Ici même, je fus invité au quai d’Orsay un jour du printemps dernier par mon ami Kouchner, qui, deux ans plus tôt, avant que d’être ministre, m’avait personnellement accueilli et procuré un hébergement de secours à Paris, et qui avait déclaré, mars 2007, à un meeting d’Urgence Darfour à la Mutualité : « Ce soir, Darfouris, vous allez voir, c’est le début de la victoire. Il faut absolument que cessent les atermoiements, les fausses raisons. » A cette réunion au quai d’Orsay, deux ans plus tard, assistaient, outre Bernard Kouchner devenu entretemps ministre, l’envoyé spécial de la France aux pourparlers de Doha et un envoyé soudanais, Sala Gosh, grand patron des services secrets soudanais. Je ne me rendrai à Doha, leur dis-je, que si, au préalable, les bombardements et les attaques cessent ; plus le désarmement des terribles milices Janjawids. Je fus regardé comme un jusqu’au-boutiste et un empêcheur de paix. Sauf qu’à une conférence de Genève, un an plus tôt, convoqué par les représentants des cinq Grands, l’américain Richardson en tête, plus le représentant de l’Union Africaine, où j’avais présenté exactement la même chose, tous, y compris le Russe et le Chinois, me dirent : « OK. Fair demands. Nous allons tout mettre en œuvre pour qu’elles aboutissent. » Je n’ai eu depuis aucune nouvelle… Le même Sala Gosh, un an plus tard donc après Genève, me fit passer, au sortir de la réunion au quai d’Orsay, un message où il me promettait 35 millions de dollars sur un compte quelque part en Europe, si je me rendais à Doha, ainsi qu’un poste -non précisé- au sein du gouvernement soudanais…

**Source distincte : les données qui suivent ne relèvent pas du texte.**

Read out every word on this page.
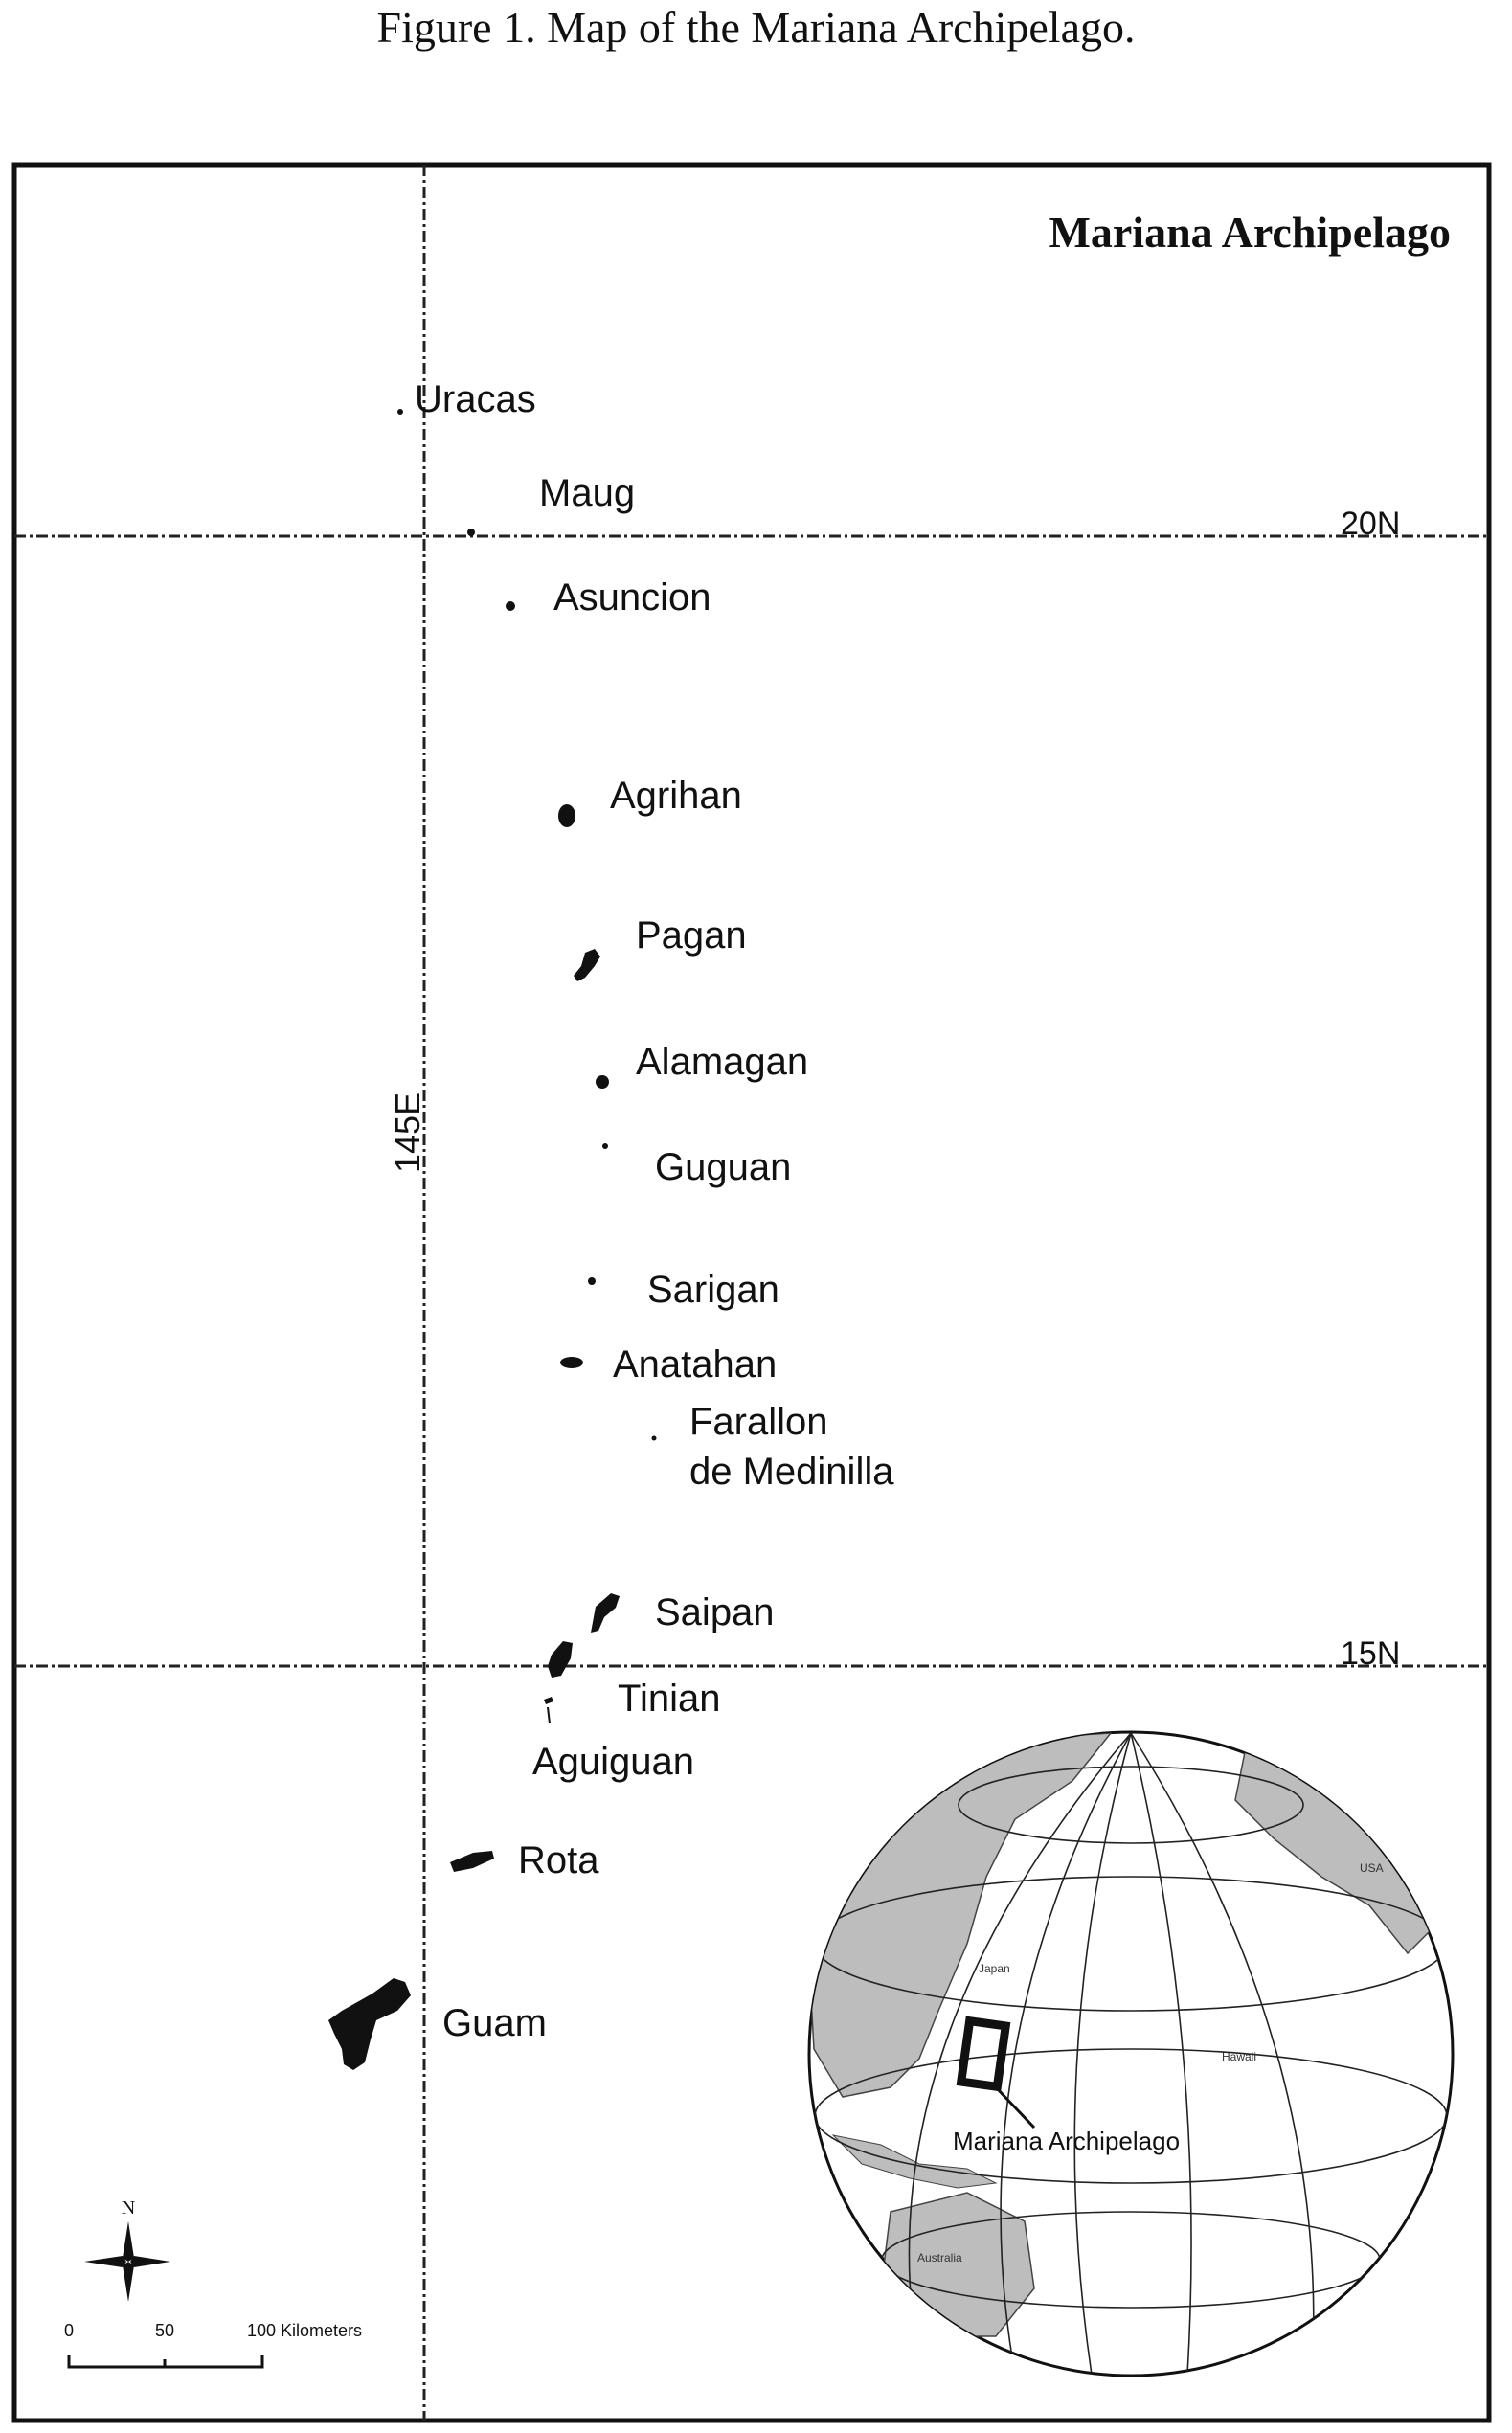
Figure 1. Map of the Mariana Archipelago.
Mariana Archipelago
20N
15N
145E
Uracas
Maug
Asuncion
Agrihan
Pagan
Alamagan
Guguan
Sarigan
Anatahan
Farallon
de Medinilla
Saipan
Tinian
Aguiguan
Rota
Guam
N
0	50	100 Kilometers
Mariana Archipelago
USA
Japan
Hawaii
Australia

La diplomatie au forceps ayant échoué, puis celle, un cran en dessous, du compte en banque, on en vint alors à la diplomatie de criminalisation.

Devant mon « jusqu’au-boutisme » et le refus, à moins que ne s’interrompent les attaques soudanaises incessantes et que soient désarmées les milices Janjawids, d’aller, dans ces conditions, négocier peu ou prou notre reddition à Doha, voici, murmure-t-on ces derniers mois dans certaines chancelleries, que, des commandants du SLM sur le terrain, au Jebel Marra, poussant à ce que je me rende à Doha, eh bien, je les aurais fait purement et simplement éliminer.

Je vais demain, ici-même, point par point, et nommant chaque homme en question après chaque homme, répondre à ces calomnies et ces accusations.

A demain, chers amis.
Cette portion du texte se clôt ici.